The last time he won more than two three-set matches – best-of-three format – in a week was Antwerp four years ago, his only title since returning from hip surgery.

Murray has to win in fairly straightforward fashion, if he’s to embark on a deep run in Doha the rest of this week.

Andy Murray of Britain in action against Alexander Zverev of Germany during the Qatar ExxonMobil Open 2023 Tennis Tournament Men's singles round...

The manner of this defeat, especially having performed so well to take it into a deciding set – and being so close to victory – will sting for Zverev.

He displayed more than enough in spells here to suggest he’ll return to the sort of form that had him knocking on the door of world no. 1 contention.

11 aces and 73% first serve percentage doesn’t do justice to just how untouchable his serving was at times.

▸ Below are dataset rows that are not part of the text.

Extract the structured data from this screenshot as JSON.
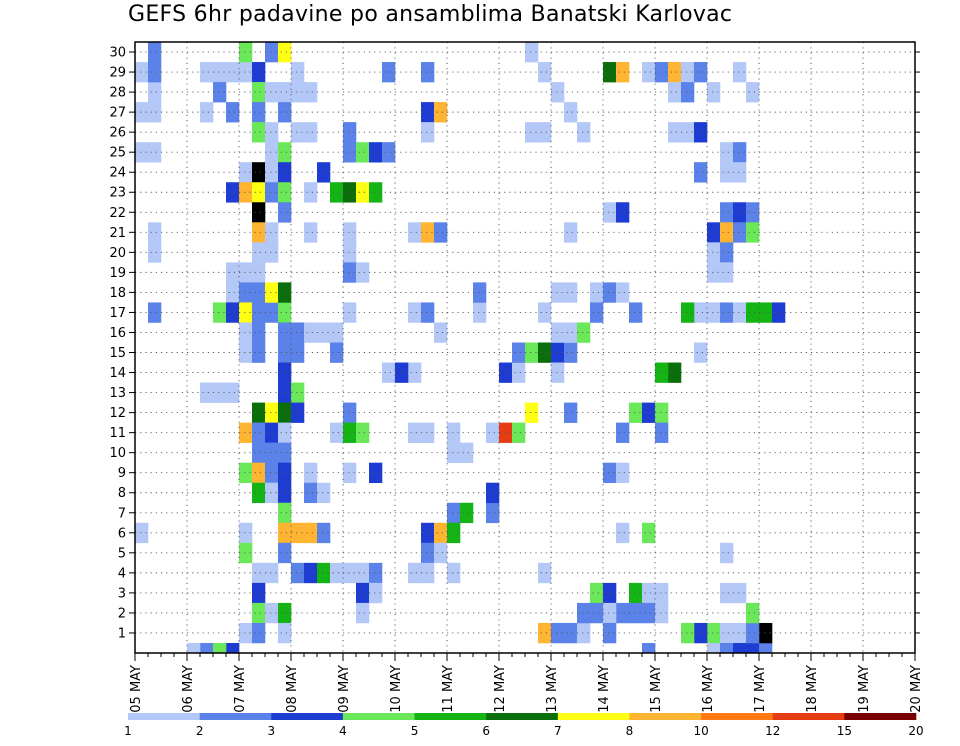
{
  "chart_data": {
    "type": "heatmap",
    "title": "GEFS 6hr padavine po ansamblima Banatski Karlovac",
    "x_tick_labels": [
      "05 MAY",
      "06 MAY",
      "07 MAY",
      "08 MAY",
      "09 MAY",
      "10 MAY",
      "11 MAY",
      "12 MAY",
      "13 MAY",
      "14 MAY",
      "15 MAY",
      "16 MAY",
      "17 MAY",
      "18 MAY",
      "19 MAY",
      "20 MAY"
    ],
    "x_range_days": [
      0,
      15
    ],
    "y_members": [
      1,
      30
    ],
    "grid": "dotted",
    "colorbar": {
      "labels": [
        "1",
        "2",
        "3",
        "4",
        "5",
        "6",
        "7",
        "8",
        "10",
        "12",
        "15",
        "20"
      ],
      "colors": [
        "#b4c8f8",
        "#5a82e8",
        "#1e3cd2",
        "#6ae85a",
        "#14b414",
        "#0a6e0a",
        "#ffff14",
        "#ffb432",
        "#ff7814",
        "#e63c14",
        "#780000"
      ]
    },
    "class_thresholds_mm": [
      1,
      2,
      3,
      4,
      5,
      6,
      7,
      8,
      10,
      12,
      15,
      20
    ],
    "cells": [
      [
        0.0,
        29,
        1
      ],
      [
        0.25,
        28,
        1
      ],
      [
        0.25,
        29,
        2
      ],
      [
        0.25,
        30,
        2
      ],
      [
        0.0,
        27,
        1
      ],
      [
        0.25,
        27,
        1
      ],
      [
        0.0,
        25,
        1
      ],
      [
        0.25,
        25,
        1
      ],
      [
        0.25,
        21,
        1
      ],
      [
        0.25,
        20,
        1
      ],
      [
        0.25,
        17,
        2
      ],
      [
        -0.25,
        9,
        1
      ],
      [
        0.0,
        6,
        1
      ],
      [
        1.25,
        29,
        1
      ],
      [
        1.5,
        29,
        1
      ],
      [
        1.75,
        29,
        1
      ],
      [
        2.0,
        29,
        1
      ],
      [
        2.25,
        29,
        3
      ],
      [
        1.5,
        28,
        2
      ],
      [
        1.25,
        27,
        1
      ],
      [
        1.75,
        27,
        2
      ],
      [
        2.25,
        28,
        4
      ],
      [
        2.25,
        27,
        2
      ],
      [
        2.25,
        26,
        4
      ],
      [
        2.0,
        30,
        4
      ],
      [
        2.5,
        30,
        2
      ],
      [
        2.75,
        30,
        7
      ],
      [
        2.5,
        28,
        1
      ],
      [
        2.75,
        28,
        1
      ],
      [
        2.75,
        27,
        2
      ],
      [
        2.5,
        26,
        1
      ],
      [
        2.5,
        25,
        1
      ],
      [
        2.75,
        25,
        4
      ],
      [
        2.0,
        24,
        1
      ],
      [
        2.25,
        24,
        12
      ],
      [
        2.5,
        24,
        1
      ],
      [
        2.75,
        24,
        3
      ],
      [
        1.75,
        23,
        3
      ],
      [
        2.0,
        23,
        8
      ],
      [
        2.25,
        23,
        7
      ],
      [
        2.5,
        23,
        2
      ],
      [
        2.75,
        23,
        4
      ],
      [
        2.25,
        22,
        15
      ],
      [
        2.75,
        22,
        2
      ],
      [
        2.25,
        21,
        8
      ],
      [
        2.5,
        21,
        1
      ],
      [
        2.25,
        20,
        1
      ],
      [
        2.5,
        20,
        1
      ],
      [
        2.25,
        19,
        1
      ],
      [
        1.75,
        19,
        1
      ],
      [
        2.0,
        19,
        1
      ],
      [
        1.75,
        18,
        1
      ],
      [
        2.0,
        18,
        2
      ],
      [
        2.25,
        18,
        2
      ],
      [
        1.5,
        17,
        4
      ],
      [
        1.75,
        17,
        3
      ],
      [
        2.0,
        17,
        7
      ],
      [
        2.25,
        17,
        2
      ],
      [
        2.5,
        17,
        2
      ],
      [
        2.75,
        17,
        4
      ],
      [
        2.0,
        16,
        1
      ],
      [
        2.25,
        16,
        2
      ],
      [
        2.75,
        16,
        2
      ],
      [
        3.0,
        16,
        2
      ],
      [
        2.0,
        15,
        1
      ],
      [
        2.25,
        15,
        2
      ],
      [
        2.75,
        15,
        2
      ],
      [
        3.0,
        15,
        2
      ],
      [
        2.5,
        18,
        7
      ],
      [
        2.75,
        18,
        6
      ],
      [
        1.5,
        13,
        1
      ],
      [
        1.75,
        13,
        1
      ],
      [
        1.25,
        13,
        1
      ],
      [
        2.75,
        14,
        3
      ],
      [
        2.75,
        13,
        3
      ],
      [
        3.0,
        13,
        4
      ],
      [
        2.25,
        12,
        6
      ],
      [
        2.5,
        12,
        7
      ],
      [
        2.75,
        12,
        6
      ],
      [
        3.0,
        12,
        3
      ],
      [
        2.0,
        11,
        8
      ],
      [
        2.25,
        11,
        2
      ],
      [
        2.5,
        11,
        3
      ],
      [
        2.75,
        11,
        1
      ],
      [
        2.25,
        10,
        2
      ],
      [
        2.5,
        10,
        2
      ],
      [
        2.75,
        10,
        2
      ],
      [
        2.0,
        9,
        4
      ],
      [
        2.25,
        9,
        8
      ],
      [
        2.5,
        9,
        2
      ],
      [
        2.75,
        9,
        3
      ],
      [
        2.25,
        8,
        5
      ],
      [
        2.5,
        8,
        1
      ],
      [
        2.75,
        8,
        3
      ],
      [
        2.75,
        7,
        4
      ],
      [
        2.0,
        6,
        1
      ],
      [
        2.75,
        6,
        8
      ],
      [
        3.0,
        6,
        8
      ],
      [
        3.25,
        6,
        8
      ],
      [
        3.5,
        6,
        2
      ],
      [
        2.0,
        5,
        4
      ],
      [
        2.75,
        5,
        2
      ],
      [
        2.25,
        4,
        1
      ],
      [
        2.5,
        4,
        1
      ],
      [
        3.0,
        4,
        2
      ],
      [
        3.25,
        4,
        3
      ],
      [
        3.5,
        4,
        5
      ],
      [
        2.25,
        3,
        3
      ],
      [
        2.25,
        2,
        4
      ],
      [
        2.5,
        2,
        1
      ],
      [
        2.75,
        2,
        5
      ],
      [
        2.0,
        1,
        1
      ],
      [
        2.25,
        1,
        2
      ],
      [
        2.75,
        1,
        1
      ],
      [
        1.75,
        0,
        3
      ],
      [
        1.25,
        0,
        2
      ],
      [
        1.5,
        0,
        4
      ],
      [
        1.0,
        0,
        1
      ],
      [
        3.0,
        29,
        1
      ],
      [
        3.0,
        28,
        1
      ],
      [
        3.25,
        28,
        1
      ],
      [
        3.0,
        26,
        1
      ],
      [
        3.25,
        26,
        1
      ],
      [
        3.25,
        21,
        1
      ],
      [
        3.25,
        23,
        1
      ],
      [
        3.5,
        24,
        3
      ],
      [
        3.75,
        23,
        5
      ],
      [
        4.0,
        23,
        6
      ],
      [
        4.25,
        23,
        7
      ],
      [
        4.5,
        23,
        5
      ],
      [
        4.0,
        26,
        2
      ],
      [
        4.0,
        25,
        2
      ],
      [
        4.25,
        25,
        4
      ],
      [
        4.5,
        25,
        3
      ],
      [
        4.75,
        25,
        2
      ],
      [
        4.0,
        21,
        1
      ],
      [
        4.0,
        20,
        1
      ],
      [
        4.0,
        19,
        2
      ],
      [
        4.25,
        19,
        1
      ],
      [
        4.0,
        17,
        1
      ],
      [
        3.25,
        16,
        1
      ],
      [
        3.5,
        16,
        1
      ],
      [
        3.75,
        16,
        1
      ],
      [
        3.75,
        15,
        2
      ],
      [
        4.0,
        12,
        2
      ],
      [
        3.75,
        11,
        1
      ],
      [
        4.0,
        11,
        5
      ],
      [
        4.25,
        11,
        4
      ],
      [
        3.25,
        9,
        1
      ],
      [
        4.0,
        9,
        1
      ],
      [
        4.5,
        9,
        3
      ],
      [
        3.25,
        8,
        2
      ],
      [
        3.5,
        8,
        1
      ],
      [
        3.75,
        4,
        1
      ],
      [
        4.0,
        4,
        1
      ],
      [
        4.25,
        4,
        1
      ],
      [
        4.5,
        4,
        2
      ],
      [
        4.25,
        3,
        3
      ],
      [
        4.5,
        3,
        1
      ],
      [
        4.25,
        2,
        1
      ],
      [
        4.75,
        29,
        2
      ],
      [
        5.5,
        29,
        2
      ],
      [
        5.5,
        27,
        3
      ],
      [
        5.75,
        27,
        8
      ],
      [
        5.5,
        26,
        1
      ],
      [
        5.25,
        21,
        1
      ],
      [
        5.5,
        21,
        8
      ],
      [
        5.75,
        21,
        2
      ],
      [
        5.25,
        17,
        1
      ],
      [
        5.5,
        17,
        2
      ],
      [
        5.75,
        16,
        1
      ],
      [
        5.25,
        14,
        1
      ],
      [
        4.75,
        14,
        1
      ],
      [
        5.0,
        14,
        3
      ],
      [
        5.25,
        11,
        1
      ],
      [
        5.5,
        11,
        1
      ],
      [
        5.5,
        6,
        3
      ],
      [
        5.75,
        6,
        8
      ],
      [
        5.5,
        5,
        2
      ],
      [
        5.75,
        5,
        1
      ],
      [
        5.25,
        4,
        1
      ],
      [
        5.5,
        4,
        1
      ],
      [
        6.0,
        4,
        1
      ],
      [
        6.0,
        11,
        1
      ],
      [
        6.0,
        10,
        1
      ],
      [
        6.25,
        10,
        1
      ],
      [
        6.0,
        7,
        2
      ],
      [
        6.25,
        7,
        5
      ],
      [
        6.0,
        6,
        5
      ],
      [
        6.75,
        7,
        2
      ],
      [
        6.75,
        8,
        3
      ],
      [
        6.5,
        17,
        1
      ],
      [
        6.5,
        18,
        2
      ],
      [
        6.75,
        11,
        1
      ],
      [
        7.0,
        11,
        10
      ],
      [
        7.0,
        14,
        3
      ],
      [
        7.25,
        14,
        1
      ],
      [
        7.25,
        15,
        2
      ],
      [
        7.5,
        15,
        4
      ],
      [
        7.75,
        15,
        6
      ],
      [
        8.0,
        15,
        3
      ],
      [
        8.25,
        15,
        2
      ],
      [
        8.0,
        14,
        1
      ],
      [
        7.5,
        26,
        1
      ],
      [
        7.75,
        26,
        1
      ],
      [
        8.5,
        26,
        1
      ],
      [
        8.25,
        27,
        1
      ],
      [
        8.0,
        28,
        1
      ],
      [
        7.75,
        29,
        1
      ],
      [
        7.5,
        30,
        1
      ],
      [
        8.25,
        21,
        1
      ],
      [
        8.25,
        12,
        2
      ],
      [
        7.75,
        4,
        1
      ],
      [
        7.75,
        1,
        8
      ],
      [
        8.0,
        1,
        2
      ],
      [
        8.25,
        1,
        2
      ],
      [
        8.5,
        1,
        1
      ],
      [
        7.25,
        11,
        4
      ],
      [
        7.5,
        12,
        7
      ],
      [
        8.0,
        16,
        1
      ],
      [
        8.25,
        16,
        1
      ],
      [
        8.5,
        16,
        4
      ],
      [
        7.75,
        17,
        1
      ],
      [
        8.25,
        18,
        1
      ],
      [
        8.0,
        18,
        1
      ],
      [
        8.75,
        18,
        1
      ],
      [
        8.75,
        17,
        2
      ],
      [
        9.0,
        29,
        6
      ],
      [
        9.25,
        29,
        8
      ],
      [
        9.0,
        22,
        1
      ],
      [
        9.25,
        22,
        3
      ],
      [
        9.0,
        18,
        2
      ],
      [
        9.25,
        18,
        1
      ],
      [
        9.5,
        17,
        2
      ],
      [
        9.5,
        12,
        4
      ],
      [
        9.75,
        12,
        3
      ],
      [
        10.0,
        12,
        4
      ],
      [
        9.25,
        11,
        2
      ],
      [
        9.0,
        9,
        2
      ],
      [
        9.25,
        9,
        1
      ],
      [
        9.25,
        6,
        1
      ],
      [
        9.75,
        6,
        4
      ],
      [
        9.5,
        3,
        5
      ],
      [
        9.75,
        3,
        1
      ],
      [
        10.0,
        3,
        1
      ],
      [
        8.75,
        3,
        4
      ],
      [
        9.0,
        3,
        3
      ],
      [
        9.25,
        2,
        2
      ],
      [
        9.5,
        2,
        2
      ],
      [
        9.75,
        2,
        2
      ],
      [
        10.0,
        2,
        1
      ],
      [
        8.5,
        2,
        2
      ],
      [
        8.75,
        2,
        2
      ],
      [
        9.0,
        2,
        1
      ],
      [
        9.0,
        1,
        2
      ],
      [
        9.75,
        0,
        2
      ],
      [
        9.75,
        29,
        1
      ],
      [
        10.0,
        29,
        2
      ],
      [
        10.25,
        29,
        8
      ],
      [
        10.5,
        29,
        1
      ],
      [
        10.75,
        29,
        2
      ],
      [
        10.25,
        28,
        1
      ],
      [
        10.5,
        28,
        2
      ],
      [
        10.25,
        26,
        1
      ],
      [
        10.5,
        26,
        1
      ],
      [
        10.75,
        26,
        3
      ],
      [
        10.75,
        24,
        2
      ],
      [
        10.75,
        17,
        1
      ],
      [
        11.0,
        17,
        1
      ],
      [
        11.25,
        17,
        2
      ],
      [
        11.5,
        17,
        1
      ],
      [
        11.75,
        17,
        5
      ],
      [
        12.0,
        17,
        5
      ],
      [
        12.25,
        17,
        3
      ],
      [
        10.5,
        17,
        5
      ],
      [
        10.75,
        15,
        1
      ],
      [
        10.25,
        14,
        6
      ],
      [
        10.0,
        14,
        5
      ],
      [
        11.5,
        29,
        1
      ],
      [
        11.75,
        28,
        1
      ],
      [
        11.0,
        28,
        1
      ],
      [
        11.25,
        25,
        1
      ],
      [
        11.5,
        25,
        2
      ],
      [
        11.25,
        24,
        1
      ],
      [
        11.5,
        24,
        1
      ],
      [
        11.25,
        22,
        2
      ],
      [
        11.5,
        22,
        3
      ],
      [
        11.75,
        22,
        2
      ],
      [
        11.0,
        21,
        3
      ],
      [
        11.25,
        21,
        8
      ],
      [
        11.5,
        21,
        2
      ],
      [
        11.75,
        21,
        4
      ],
      [
        11.0,
        20,
        1
      ],
      [
        11.25,
        20,
        2
      ],
      [
        11.0,
        19,
        1
      ],
      [
        11.25,
        19,
        1
      ],
      [
        10.0,
        11,
        2
      ],
      [
        11.25,
        5,
        1
      ],
      [
        11.25,
        3,
        1
      ],
      [
        11.5,
        3,
        1
      ],
      [
        11.0,
        1,
        4
      ],
      [
        11.25,
        1,
        1
      ],
      [
        11.5,
        1,
        1
      ],
      [
        11.0,
        0,
        1
      ],
      [
        11.25,
        0,
        2
      ],
      [
        11.75,
        0,
        3
      ],
      [
        12.0,
        0,
        2
      ],
      [
        12.0,
        1,
        15
      ],
      [
        11.75,
        1,
        2
      ],
      [
        11.5,
        0,
        3
      ],
      [
        11.75,
        2,
        4
      ],
      [
        10.75,
        1,
        3
      ],
      [
        10.5,
        1,
        4
      ]
    ]
  }
}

As one of his biggest weapons, it’s encouraging to see it got progressively better over three hours here – firing on all cylinders like it had to be against Novak Djokovic in Tokyo en route to Olympic gold two summers ago.

There’s no question over whether he can produce the levels required, but rather how long it’ll take to get back to his best.

A high unforced error count is to be expected given his style of tennis, but he can’t afford to be passive during big points – Murray pounced, and others will too.

Dominic Thiem has endured a slow build and is currently just inside the world’s top 100, while Zverev – who the Austrian beat to win the 2020 US Open – will continue to slide down the rankings after early tournament exits like this.

Now sitting at world no. 16, it’ll be interesting to see how he fares at the upcoming pair of Masters 1000 events: Indian Wells and Miami next month.

Given this result means he’s now at a 3-5 win/loss record for 2023, perhaps lower expectations will benefit him heading into March.